The presence in the amplifier of special features for connecting iPhone, iPad and other Apple gadgets.

Usually, a standard USB port (microUSB, USB-C) is used for such a connection — the same as for other portable (or even stationary) devices. However, models with this feature are additionally optimized for use with Apple products, and may also have special functions for working with such gadgets — for example, playback control via remote control on headphones connected to the amplifier.
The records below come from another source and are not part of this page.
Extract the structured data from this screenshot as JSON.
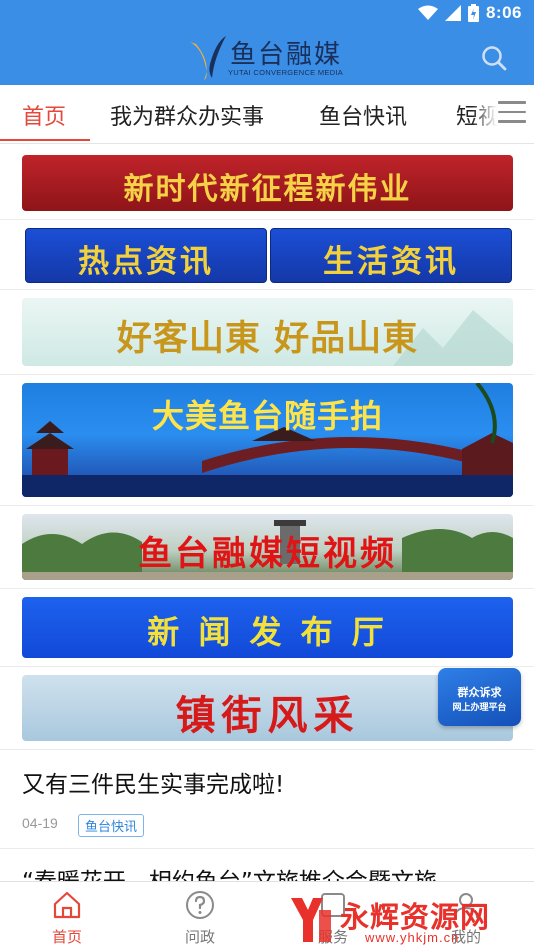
{
  "status_bar": {
    "time": "8:06"
  },
  "header": {
    "logo_cn": "鱼台融媒",
    "logo_en": "YUTAI CONVERGENCE MEDIA",
    "search_icon": "search-icon"
  },
  "tabs": [
    {
      "label": "首页",
      "active": true
    },
    {
      "label": "我为群众办实事",
      "active": false
    },
    {
      "label": "鱼台快讯",
      "active": false
    },
    {
      "label": "短视频",
      "active": false
    }
  ],
  "banners": {
    "b1": "新时代新征程新伟业",
    "b2a": "热点资讯",
    "b2b": "生活资讯",
    "b3": "好客山東 好品山東",
    "b4": "大美鱼台随手拍",
    "b5": "鱼台融媒短视频",
    "b6": "新 闻 发 布 厅",
    "b7": "镇街风采"
  },
  "float_badge": {
    "line1": "群众诉求",
    "line2": "网上办理平台"
  },
  "news": [
    {
      "title": "又有三件民生实事完成啦!",
      "date": "04-19",
      "tag": "鱼台快讯"
    },
    {
      "title": "“春暖花开，相约鱼台”文旅推介会暨文旅"
    }
  ],
  "bottom_nav": [
    {
      "label": "首页",
      "icon": "home-icon",
      "active": true
    },
    {
      "label": "问政",
      "icon": "question-icon",
      "active": false
    },
    {
      "label": "服务",
      "icon": "service-icon",
      "active": false
    },
    {
      "label": "我的",
      "icon": "user-icon",
      "active": false
    }
  ],
  "watermark": {
    "brand": "永辉资源网",
    "url": "www.yhkjm.cn"
  },
  "colors": {
    "primary": "#3a8ee6",
    "accent": "#e5473a"
  }
}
So if you are purchasing an amplifier for use with an Apple gadget, it makes sense to pay attention to models that directly declare compatibility with such gadgets.

Equalizer

The presence of an equalizer in the design of the amplifier.

Initially, the equalizer is a regulator that allows you to change the volume of the sound of individual frequency bands and thus adjust the overall colour of the sound. However, in headphone amplifiers, this function is usually implemented in software, as follows: the settings provide several preset equalizer settings (presets), between which the user can switch at will. These presets are often created for certain genres of music (Pop, Rock, Classical, etc.) or content types (Movie, Live Concert, etc.); so the listener doesn't have to fiddle with manual adjustments — just choose the option of their choice. However, in some models, the equalizer can also be controlled manually, including creating your own custom presets. And in tube devices (see above), the equalizer controls can be completely analogue and provide only manual adjustment.

Note that the set of bass and treble controls (see above) theoretically represents the simplest two-band equalizer. However, in fact, it is customary to refer to equalizers as systems that have at least three adjustment bands (in the most advanced models, the number of bands can reach 10). It is also worth mentioning that for a number of reasons this function is used quite rarely — in particular, the equalizer electronics affect the cost of the device and increase the likelihood of interference.

Mobile app

Presence of a program to enhance the quality and volume of sound when listening through headphones. Mobile applications allow you to increase volume, adjust the equalizer, boost bass, add surround sound effects, and customize sound to individual preferences.